Off the back of findings made by the UK’s Chartered Institute of Personal Development (CIPD), experts are calling for companies to improve their manager selection processes and focus on manager development so that all senior officers are properly equipped to lead and support teams effectively.
The CIPD report, The Importance of People Management, uses information from the Institute’s Good Work Index, published each year. The Index polls UK professionals for their views on managers and the behaviours of those in charge.
The data then contributes to an index to rate line manager quality, providing insight into how employees perceive their line managers and whether that perception impacts upon worker wellbeing, performance and job satisfaction.
The results highlighted how 50% of professionals with managers rated in the bottom 25% of the manager quality index were more likely to suffer negative mental health issues. By contrast, those wellbeing issues were suffered by just 14% of professionals who rated their managers in the top quartile of the index.
Work pressures were considered excessive among 39% of workers with poorly-rated managers, while just 14% of those with the best managers highlighted work stress as an issue.
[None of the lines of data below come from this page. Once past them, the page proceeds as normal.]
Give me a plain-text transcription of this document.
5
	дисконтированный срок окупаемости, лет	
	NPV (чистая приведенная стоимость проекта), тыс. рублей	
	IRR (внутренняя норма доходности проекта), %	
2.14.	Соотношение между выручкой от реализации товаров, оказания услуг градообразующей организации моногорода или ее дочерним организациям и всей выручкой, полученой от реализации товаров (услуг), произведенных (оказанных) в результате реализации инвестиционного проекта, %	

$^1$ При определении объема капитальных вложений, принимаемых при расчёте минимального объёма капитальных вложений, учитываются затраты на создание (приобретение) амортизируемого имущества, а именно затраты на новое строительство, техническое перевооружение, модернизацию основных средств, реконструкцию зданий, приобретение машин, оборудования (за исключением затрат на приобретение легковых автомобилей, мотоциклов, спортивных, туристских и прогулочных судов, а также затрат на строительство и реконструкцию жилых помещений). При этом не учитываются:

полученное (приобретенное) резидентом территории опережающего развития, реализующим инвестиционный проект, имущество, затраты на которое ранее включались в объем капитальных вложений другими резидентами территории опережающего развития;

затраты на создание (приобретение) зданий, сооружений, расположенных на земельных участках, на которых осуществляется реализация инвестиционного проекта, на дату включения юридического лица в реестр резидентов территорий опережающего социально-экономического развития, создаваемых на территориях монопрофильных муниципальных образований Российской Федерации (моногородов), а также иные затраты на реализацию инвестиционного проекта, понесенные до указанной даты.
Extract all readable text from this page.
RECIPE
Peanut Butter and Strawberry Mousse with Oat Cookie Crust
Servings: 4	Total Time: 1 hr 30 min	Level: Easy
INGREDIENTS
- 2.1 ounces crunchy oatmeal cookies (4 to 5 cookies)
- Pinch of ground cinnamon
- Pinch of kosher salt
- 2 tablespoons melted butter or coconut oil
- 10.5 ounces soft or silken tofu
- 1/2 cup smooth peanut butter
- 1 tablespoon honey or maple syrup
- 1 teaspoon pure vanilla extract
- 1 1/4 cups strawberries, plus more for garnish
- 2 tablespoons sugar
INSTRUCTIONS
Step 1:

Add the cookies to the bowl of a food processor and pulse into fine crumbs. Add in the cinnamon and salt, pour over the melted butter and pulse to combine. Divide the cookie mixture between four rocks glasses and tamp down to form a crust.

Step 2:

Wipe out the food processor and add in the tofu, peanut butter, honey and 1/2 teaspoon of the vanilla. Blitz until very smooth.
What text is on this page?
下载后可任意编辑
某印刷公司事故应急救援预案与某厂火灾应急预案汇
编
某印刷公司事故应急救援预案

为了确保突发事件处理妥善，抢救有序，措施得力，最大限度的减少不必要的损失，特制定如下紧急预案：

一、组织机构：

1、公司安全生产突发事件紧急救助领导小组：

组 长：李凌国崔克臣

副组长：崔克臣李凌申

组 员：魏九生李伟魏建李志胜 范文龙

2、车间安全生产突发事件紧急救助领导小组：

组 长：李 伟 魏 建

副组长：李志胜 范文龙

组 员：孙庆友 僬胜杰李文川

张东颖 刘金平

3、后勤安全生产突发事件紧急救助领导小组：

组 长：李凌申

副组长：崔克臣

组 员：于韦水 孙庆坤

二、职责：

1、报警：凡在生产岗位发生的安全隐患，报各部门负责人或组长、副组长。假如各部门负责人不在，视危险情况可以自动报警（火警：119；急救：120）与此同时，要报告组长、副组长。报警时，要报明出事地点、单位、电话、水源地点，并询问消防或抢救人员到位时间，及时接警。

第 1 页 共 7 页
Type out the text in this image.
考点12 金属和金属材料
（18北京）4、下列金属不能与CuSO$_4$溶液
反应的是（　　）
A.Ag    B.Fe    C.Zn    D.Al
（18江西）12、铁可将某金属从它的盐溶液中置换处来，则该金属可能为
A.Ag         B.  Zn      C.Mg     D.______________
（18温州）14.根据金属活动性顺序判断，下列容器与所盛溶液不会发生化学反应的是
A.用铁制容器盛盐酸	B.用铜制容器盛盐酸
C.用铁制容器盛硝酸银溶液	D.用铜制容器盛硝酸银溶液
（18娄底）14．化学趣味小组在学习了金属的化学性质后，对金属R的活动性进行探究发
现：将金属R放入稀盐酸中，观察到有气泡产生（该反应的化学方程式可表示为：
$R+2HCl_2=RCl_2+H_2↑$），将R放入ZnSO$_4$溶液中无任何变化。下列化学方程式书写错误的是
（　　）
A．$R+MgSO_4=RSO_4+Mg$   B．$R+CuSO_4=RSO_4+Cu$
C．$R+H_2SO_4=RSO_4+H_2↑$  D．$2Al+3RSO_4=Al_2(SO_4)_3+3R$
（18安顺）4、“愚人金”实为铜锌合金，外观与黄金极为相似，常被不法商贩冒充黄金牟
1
Job satisfaction figures were equally telling, with just 30% of people with less effective line managers saying their happy with their work, compared to 88% of those with higher-rated managers.
Head of public policy at CIPD, Ben Willmott said:
“This research starkly shows that poor managers that lack key people management skills can have a very negative effect on the mental health, job satisfaction and performance of the people they manage.
“It also highlights that good manager behaviour can help mitigate against people experiencing excessive workloads and stress. Managers who treat people fairly and provide effective feedback and support, while also developing their staff and helping employees to work together, are likely to have happier, healthier and higher performing teams.
“Employers need to think carefully about how they recruit and develop managers at all levels to ensure they are equipped with the people management skills needed to manage people effectively.”